Les éleveurs de porcs en action
Durant les années 2009 et 2010, les éleveurs de porcs multiplient les manifestations. La production porcine française connaît une crise sans précédent depuis 5 ans. Le coût de revient d'un porc charcutier est régulièrement au-dessus du prix payé. Les éleveurs de porcs français doivent pouvoir vivre de leur métier et un prix rémunérateur passe par une meilleure valorisation de la production française. Le syndicalisme milite pour que la marque VPF « Viande porcine française » devienne le moyen privilégié pour étiqueter toutes les viandes et produits de charcuterie issus de porcs nés, élevés, abattus et transformés en France. La stratégie du réseau FNSEA-JA est simple : « La mise en avant de la production française doit susciter l'achat citoyen et faire augmenter la demande en produits français pour à terme faire remonter les cours ». En parallèle, la section porcine de la FRSEA Massif central milite pour que la production porcine soit soutenue spécifiquement dans le cadre de la PAC.

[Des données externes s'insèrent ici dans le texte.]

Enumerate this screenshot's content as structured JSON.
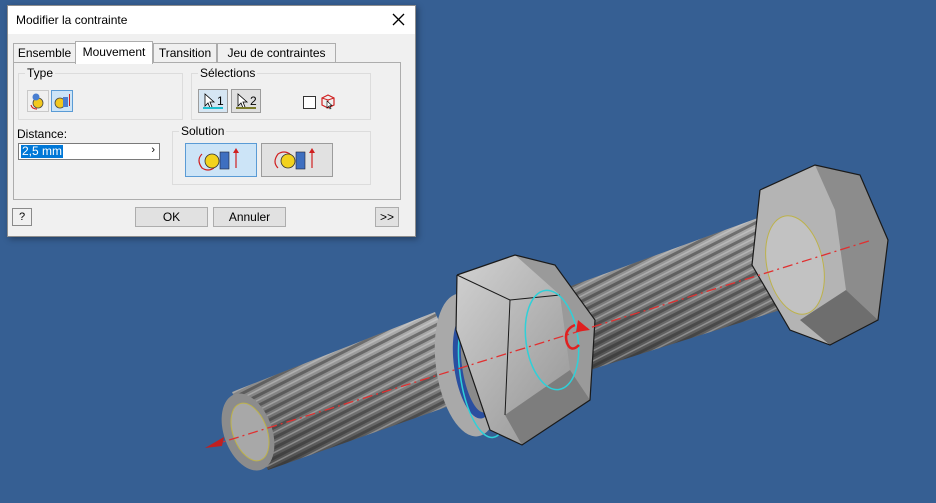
{
  "dialog": {
    "title": "Modifier la contrainte",
    "close_icon": "close-icon",
    "tabs": [
      {
        "label": "Ensemble"
      },
      {
        "label": "Mouvement"
      },
      {
        "label": "Transition"
      },
      {
        "label": "Jeu de contraintes"
      }
    ],
    "active_tab": "Mouvement",
    "type_group": {
      "label": "Type",
      "buttons": [
        {
          "icon": "rotation-type-icon",
          "selected": false
        },
        {
          "icon": "rotation-translation-type-icon",
          "selected": true
        }
      ]
    },
    "selections_group": {
      "label": "Sélections",
      "select1_number": "1",
      "select2_number": "2",
      "select1_color": "#1fbfd0",
      "select2_color": "#7a7a2a",
      "checkbox_checked": false,
      "pick_part_icon": "pick-part-first-icon"
    },
    "distance": {
      "label": "Distance:",
      "value": "2,5 mm",
      "arrow": "›"
    },
    "solution_group": {
      "label": "Solution",
      "buttons": [
        {
          "icon": "forward-solution-icon",
          "selected": true
        },
        {
          "icon": "reverse-solution-icon",
          "selected": false
        }
      ]
    },
    "footer": {
      "help_label": "?",
      "ok_label": "OK",
      "cancel_label": "Annuler",
      "more_label": ">>"
    }
  },
  "viewport": {
    "background_color": "#365f93",
    "model": "bolt-with-nuts-assembly"
  }
}
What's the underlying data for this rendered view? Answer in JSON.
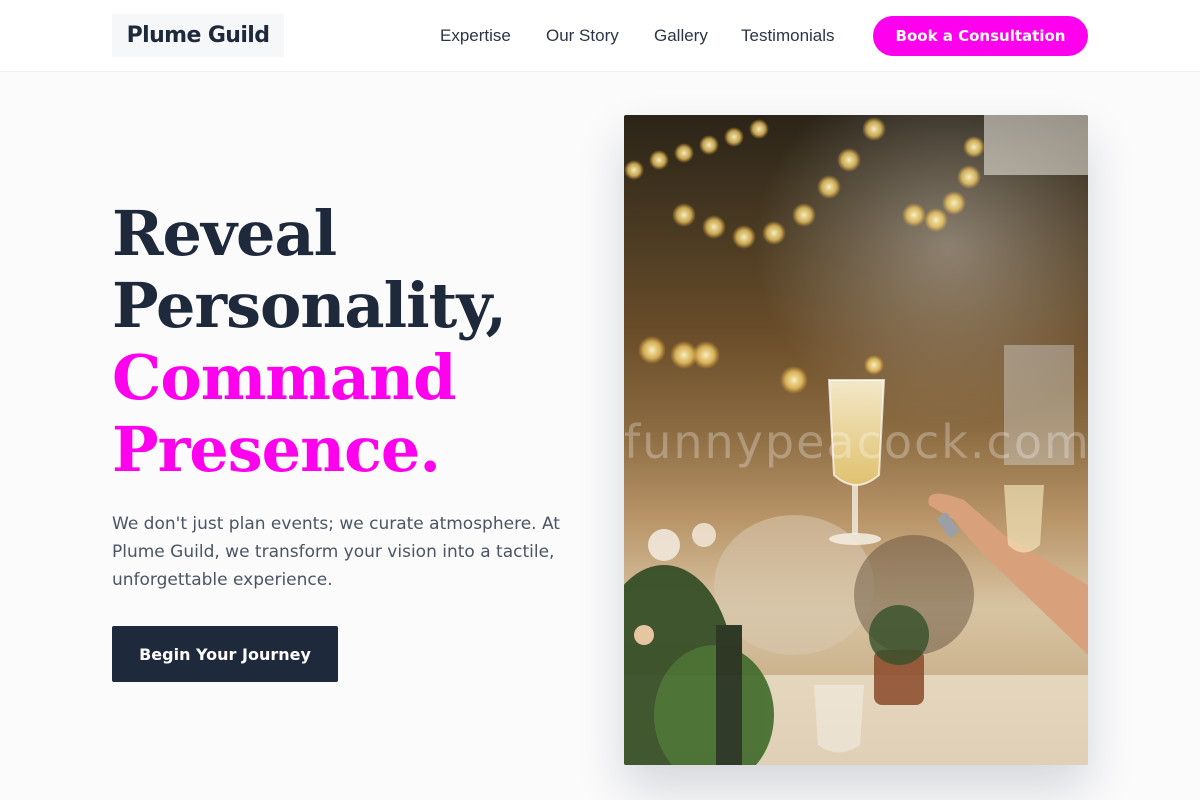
{
  "header": {
    "logo": "Plume Guild",
    "nav": [
      "Expertise",
      "Our Story",
      "Gallery",
      "Testimonials"
    ],
    "cta_label": "Book a Consultation"
  },
  "hero": {
    "headline_dark": [
      "Reveal",
      "Personality,"
    ],
    "headline_accent": [
      "Command",
      "Presence."
    ],
    "lede": "We don't just plan events; we curate atmosphere. At Plume Guild, we transform your vision into a tactile, unforgettable experience.",
    "button_label": "Begin Your Journey"
  },
  "photo": {
    "subject": "champagne-toast-at-reception-photo",
    "watermark": "funnypeacock.com"
  },
  "colors": {
    "brand_dark": "#1e293b",
    "accent_magenta": "#ff00ee",
    "background": "#fbfbfc"
  }
}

Le tournant des blocus chez Bigard
A l'appel d'un mot d'ordre national, lancé par la FNB, dans la nuit du 7 au 8 novembre 2010, les éleveurs bloquent les sites du groupe Bigard sur tout le territoire français. Les producteurs de viande bovine fustigent la politique du groupe et de la plupart des opérateurs qui consiste à maintenir « verrouillés » les prix-producteurs à la baisse, « loin du niveau justifié par la situation du marché, et du seuil nécessaire pour la rentabilité : +60 cts d'euros/kg carcasse ». Le marché donne en effet raison aux producteurs. A l'issue du blocage, l'ensemble des fédérations de la filière acte, sous l'égide de l'État qui a joué le rôle de médiateur, un certain nombre de mesures afin de permettre une augmentation progressive des prix permettant d'atteindre l'objectif de 60 centimes d'euros. Parmi ces mesures, il y a évidemment le coup d'accélérateur sur l'export, mais aussi la refonte du système de cotations ou encore la mise en avant du VBF (viande bovine française). Depuis, fort d'une politique offensive, l'objectif des 60 centimes d'euros a été largement dépassé.

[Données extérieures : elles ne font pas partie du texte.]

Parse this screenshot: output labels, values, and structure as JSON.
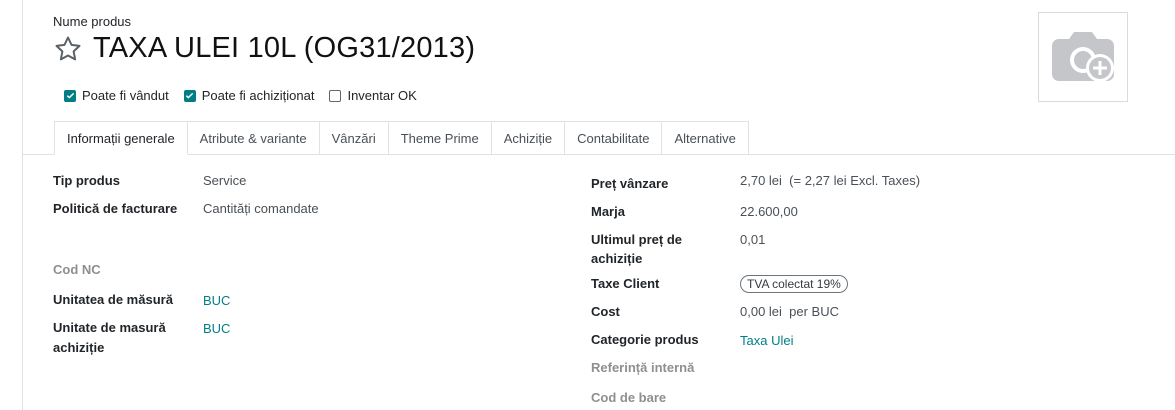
{
  "header": {
    "field_label": "Nume produs",
    "title": "TAXA ULEI 10L (OG31/2013)"
  },
  "checkboxes": [
    {
      "label": "Poate fi vândut",
      "checked": true
    },
    {
      "label": "Poate fi achiziționat",
      "checked": true
    },
    {
      "label": "Inventar OK",
      "checked": false
    }
  ],
  "tabs": [
    {
      "label": "Informații generale",
      "active": true
    },
    {
      "label": "Atribute & variante",
      "active": false
    },
    {
      "label": "Vânzări",
      "active": false
    },
    {
      "label": "Theme Prime",
      "active": false
    },
    {
      "label": "Achiziție",
      "active": false
    },
    {
      "label": "Contabilitate",
      "active": false
    },
    {
      "label": "Alternative",
      "active": false
    }
  ],
  "left": {
    "tip_produs": {
      "label": "Tip produs",
      "value": "Service"
    },
    "politica": {
      "label": "Politică de facturare",
      "value": "Cantități comandate"
    },
    "cod_nc": {
      "label": "Cod NC"
    },
    "um": {
      "label": "Unitatea de măsură",
      "value": "BUC"
    },
    "um_achizitie": {
      "label_line1": "Unitate de masură",
      "label_line2": "achiziție",
      "value": "BUC"
    }
  },
  "right": {
    "pret_vanzare": {
      "label": "Preț vânzare",
      "value": "2,70 lei",
      "note": "(= 2,27 lei Excl. Taxes)"
    },
    "marja": {
      "label": "Marja",
      "value": "22.600,00"
    },
    "ultimul_pret": {
      "label_line1": "Ultimul preț de",
      "label_line2": "achiziție",
      "value": "0,01"
    },
    "taxe_client": {
      "label": "Taxe Client",
      "badge": "TVA colectat 19%"
    },
    "cost": {
      "label": "Cost",
      "value": "0,00 lei",
      "unit": "per BUC"
    },
    "categorie": {
      "label": "Categorie produs",
      "value": "Taxa Ulei"
    },
    "referinta": {
      "label": "Referință internă"
    },
    "cod_bare": {
      "label": "Cod de bare"
    }
  },
  "colors": {
    "accent": "#017e84",
    "border": "#dee2e6"
  },
  "icons": {
    "favorite": "star-outline-icon",
    "image": "camera-add-icon"
  }
}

Blocage des plateformes de la grande distribution pour obtenir plus de transparence et des justes prix.
Blocage des plateformes de la grande distribution pour obtenir plus de transparence et des justes prix. - © PAMAC
Des avancées dans le domaine social aussi
Donner un statut juridique au travail du conjoint dans une exploitation agricole, souvent familiale, tel est l'objectif de l'ouverture du Gaec aux époux, qu'appelaient de ses voeux la profession agricole et acté en 2011. La loi de 1985 instituant l'EARL avait déjà donné la possibilité à deux époux de constituer une société agricole mais sans avoir les mêmes droits qu'en Gaec. Rappelons que le principe de transparence propre aux Gaec signifie que chaque associé ne peut pas être moins bien traité qu'un exploitant agricole individuel, notamment sur les aspects économique, fiscal, et social.

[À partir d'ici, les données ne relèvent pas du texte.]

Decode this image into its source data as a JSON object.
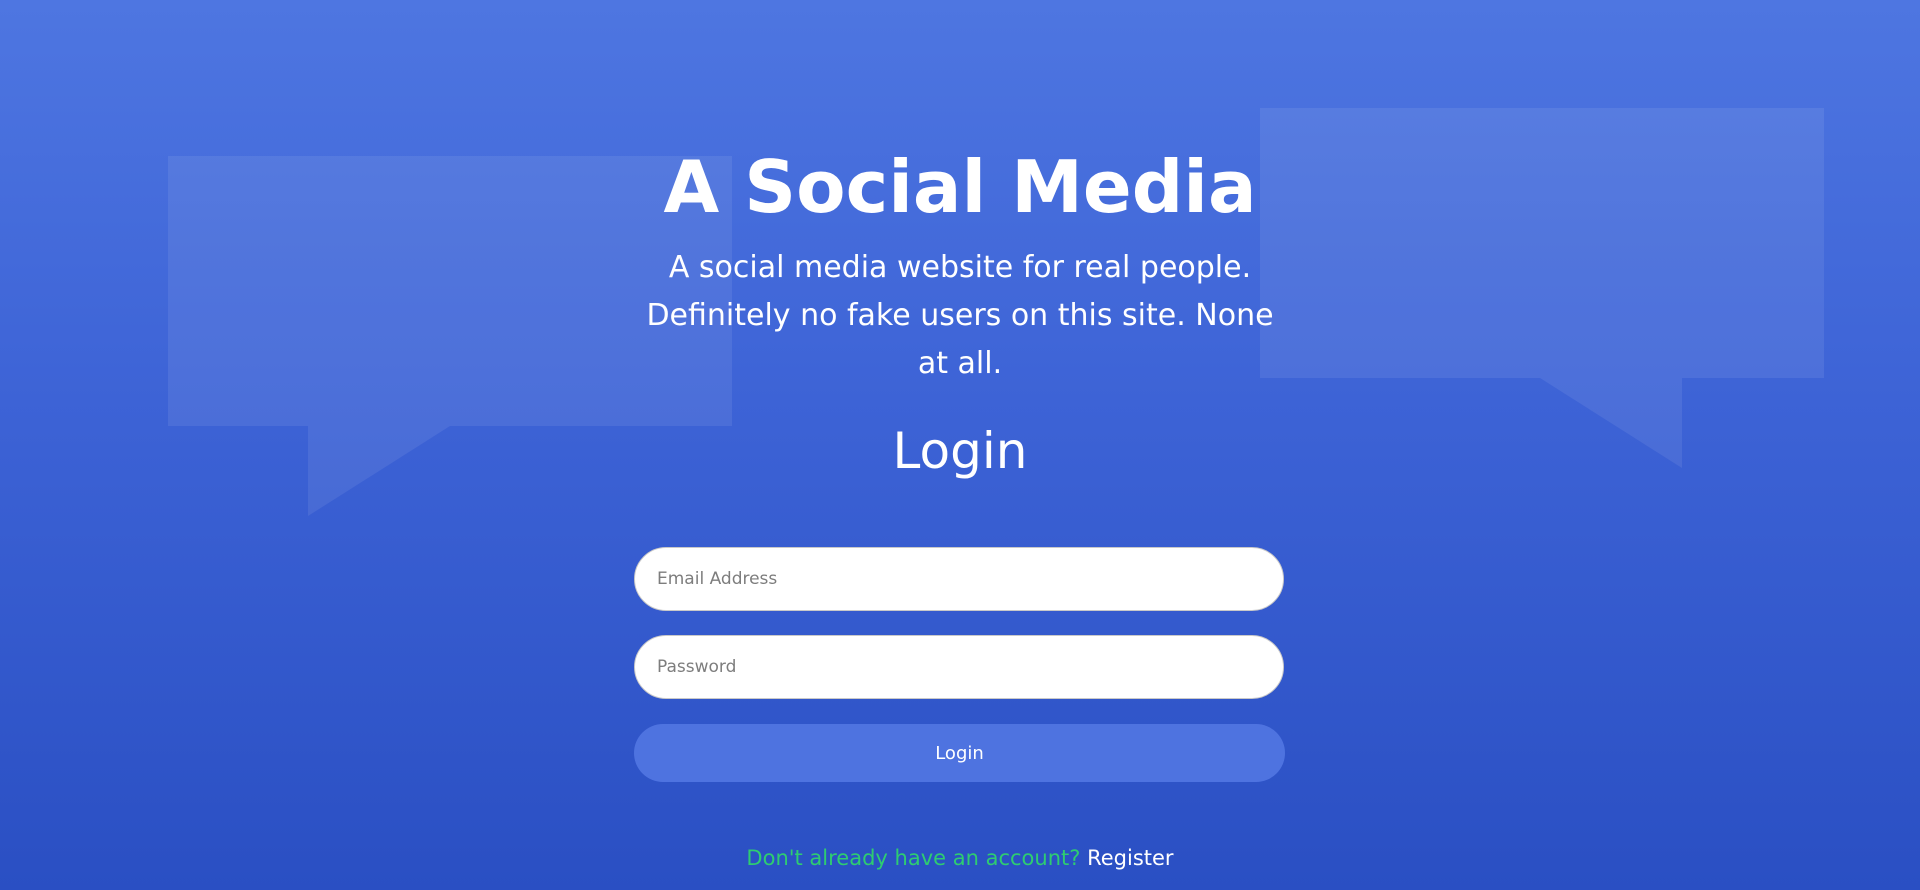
{
  "header": {
    "title": "A Social Media",
    "tagline": "A social media website for real people. Definitely no fake users on this site. None at all."
  },
  "login": {
    "heading": "Login",
    "email_placeholder": "Email Address",
    "password_placeholder": "Password",
    "button_label": "Login"
  },
  "footer": {
    "register_prompt": "Don't already have an account?",
    "register_link": "Register"
  },
  "colors": {
    "background_top": "#4e76e1",
    "background_bottom": "#2a4fc3",
    "button": "#4e73e0",
    "prompt_text": "#2ecc71",
    "text": "#ffffff"
  },
  "icons": [
    "speech-bubble-left-icon",
    "speech-bubble-right-icon"
  ]
}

Au chapitre des avancées sociales, l'exonération des charges sociales sur l'emploi de salariés en est une. Le réseau se mobilise actuellement pour qu'elle soit maintenue.

Solidarité sur tous les fronts
En 2011, grâce à la solidarité et l'efficacité du réseau FNSEA/Ja, un million de tonnes de paille et de fourrage est transféré entre les zones céréalières et les zones d'élevage, durement affectées par la sécheresse.
Face à la flambée du coût des matières premières, les Associations spécialisées végétales de la FNSEA proposent en 2012 la création d'un fonds de solidarité pour accompagner les éleveurs qui pourrait être doté d'environ 100 millions d'euros.

Sophie Giraud-Chatenet
Défense du revenu
A plusieurs reprises, le réseau FRSEA-JA se mobilise pour défendre le revenu des agriculteurs. Les exploitations agricoles toutes filières confondues souffrent, asphyxiées par des charges trop lourdes et des prix qui sont loin d'être à la hauteur. A l'appel de la FNSEA et des JA, pas moins de 20.000 agriculteurs défilent dans les rues de Clermont-Ferrand, le 16 septembre 2008. Presque un an jour pour jour après cette impressionnante mobilisation, le 16 octobre 2009, les paysans venus en tracteur battent à nouveau le pavé. Cette fois-ci le mot d'ordre est national.